ちっ タイミングを間違えたか…C.C.が来て不安定な時に言うべきではなかった!

「すざく、落ち着け、落ち着け! 大丈夫だ。わかった。今日は部屋にいよう。大丈夫だ、どこにも行かない。ここにいる、ちゃんとここにいるから! スザク! 手を、離せ! ちからゆるめろ! くるしっ!!」

 そこでやっと全力で抱きついていたことに気づいたのか、スザクはあわててからだの力を抜いた。

「ごっごめん、ルルーシュ。本当にごめん、僕思いっきり…本当にごめん!」

「馬鹿が! いい加減自分の馬鹿力を学習しろ!」
 
 ルルーシュの白い二の腕が軽く赤くなっていることに気づいてスザクの瞳が曇った。

「ごめん…」小さくなってうなだれてしまったスザクに苦笑する。

「もういい、大丈夫だ。それより、外に出なくても朝ごはんはきっちり採ってもらうからな。

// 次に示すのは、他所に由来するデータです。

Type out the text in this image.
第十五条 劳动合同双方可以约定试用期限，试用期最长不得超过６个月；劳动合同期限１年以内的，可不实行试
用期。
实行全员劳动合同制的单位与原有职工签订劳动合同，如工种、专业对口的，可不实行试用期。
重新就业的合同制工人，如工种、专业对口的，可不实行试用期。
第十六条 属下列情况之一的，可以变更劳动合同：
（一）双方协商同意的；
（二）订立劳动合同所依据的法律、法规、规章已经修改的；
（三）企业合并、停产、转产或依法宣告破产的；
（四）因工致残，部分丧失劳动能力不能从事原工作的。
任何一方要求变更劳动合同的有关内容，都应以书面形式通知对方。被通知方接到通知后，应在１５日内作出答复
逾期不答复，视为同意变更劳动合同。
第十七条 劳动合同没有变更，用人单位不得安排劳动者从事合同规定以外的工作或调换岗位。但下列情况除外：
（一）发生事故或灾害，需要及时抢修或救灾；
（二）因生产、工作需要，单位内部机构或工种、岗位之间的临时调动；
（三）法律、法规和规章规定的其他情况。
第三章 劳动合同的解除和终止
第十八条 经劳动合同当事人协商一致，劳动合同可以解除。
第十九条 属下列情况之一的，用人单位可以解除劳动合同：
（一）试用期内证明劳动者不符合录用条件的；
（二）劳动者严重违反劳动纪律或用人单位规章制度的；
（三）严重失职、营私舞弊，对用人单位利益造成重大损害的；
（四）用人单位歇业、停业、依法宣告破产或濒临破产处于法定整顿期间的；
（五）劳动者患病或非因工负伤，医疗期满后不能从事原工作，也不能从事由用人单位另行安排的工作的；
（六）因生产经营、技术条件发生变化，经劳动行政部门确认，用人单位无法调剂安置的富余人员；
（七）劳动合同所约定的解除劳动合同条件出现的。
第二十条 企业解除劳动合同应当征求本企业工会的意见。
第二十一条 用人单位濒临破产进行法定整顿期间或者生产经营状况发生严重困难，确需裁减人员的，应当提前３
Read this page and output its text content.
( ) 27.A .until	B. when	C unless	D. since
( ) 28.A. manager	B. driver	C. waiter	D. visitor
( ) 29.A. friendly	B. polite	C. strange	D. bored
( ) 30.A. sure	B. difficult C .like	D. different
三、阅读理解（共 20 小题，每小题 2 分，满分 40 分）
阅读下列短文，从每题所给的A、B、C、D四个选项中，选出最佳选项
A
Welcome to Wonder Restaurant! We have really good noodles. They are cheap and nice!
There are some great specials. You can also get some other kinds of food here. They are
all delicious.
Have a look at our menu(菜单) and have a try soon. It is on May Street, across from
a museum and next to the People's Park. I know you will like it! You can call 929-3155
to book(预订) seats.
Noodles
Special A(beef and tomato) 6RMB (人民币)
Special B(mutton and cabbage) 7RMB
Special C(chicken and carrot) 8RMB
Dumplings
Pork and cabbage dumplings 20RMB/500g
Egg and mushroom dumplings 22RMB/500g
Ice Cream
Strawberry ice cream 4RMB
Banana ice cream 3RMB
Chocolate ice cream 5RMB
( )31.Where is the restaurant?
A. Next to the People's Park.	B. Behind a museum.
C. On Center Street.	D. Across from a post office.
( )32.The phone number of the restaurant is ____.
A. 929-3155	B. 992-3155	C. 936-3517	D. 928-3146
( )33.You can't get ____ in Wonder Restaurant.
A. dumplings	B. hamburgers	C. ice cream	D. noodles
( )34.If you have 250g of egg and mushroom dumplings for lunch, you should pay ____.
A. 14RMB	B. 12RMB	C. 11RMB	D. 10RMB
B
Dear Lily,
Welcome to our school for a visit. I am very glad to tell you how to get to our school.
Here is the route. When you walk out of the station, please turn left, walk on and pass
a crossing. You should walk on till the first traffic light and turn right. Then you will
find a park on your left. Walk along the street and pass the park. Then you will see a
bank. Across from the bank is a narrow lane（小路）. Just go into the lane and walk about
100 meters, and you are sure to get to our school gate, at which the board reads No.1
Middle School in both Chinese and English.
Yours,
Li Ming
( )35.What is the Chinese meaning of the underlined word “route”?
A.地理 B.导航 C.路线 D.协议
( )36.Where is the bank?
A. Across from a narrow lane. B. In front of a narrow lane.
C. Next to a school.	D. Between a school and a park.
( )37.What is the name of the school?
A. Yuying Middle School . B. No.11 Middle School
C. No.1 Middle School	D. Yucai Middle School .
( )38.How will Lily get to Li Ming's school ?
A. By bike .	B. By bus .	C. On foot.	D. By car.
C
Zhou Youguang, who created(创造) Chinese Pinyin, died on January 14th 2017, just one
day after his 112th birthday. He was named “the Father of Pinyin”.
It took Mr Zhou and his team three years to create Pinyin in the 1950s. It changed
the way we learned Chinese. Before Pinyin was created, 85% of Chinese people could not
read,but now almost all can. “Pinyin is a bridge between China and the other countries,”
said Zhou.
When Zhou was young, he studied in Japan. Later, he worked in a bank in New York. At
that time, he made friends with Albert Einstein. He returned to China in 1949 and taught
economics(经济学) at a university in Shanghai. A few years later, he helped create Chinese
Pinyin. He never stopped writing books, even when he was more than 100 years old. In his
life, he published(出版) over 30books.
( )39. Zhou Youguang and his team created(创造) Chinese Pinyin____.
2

」
「うん! それは大歓迎だよ! だってルルーシュのご飯大好きだもん!!」

 スザクが部屋を出るのはたまたま調子が良くて外に出れる日か戦闘時のみ
 これがどれだけの異常事態なのかルルーシュの感覚は麻痺してしまってもうよくわからない。
 ただ分かっているのはスザクが自分に依存している。
 
 そのことに対する暗い、暗い優越感

 自分たちがどれだけ歪んでいるか気づいていて、それを改善しようと口にする割には決定的な行動を起こさない。

 そんな俺自身が歪みきっているのだろう。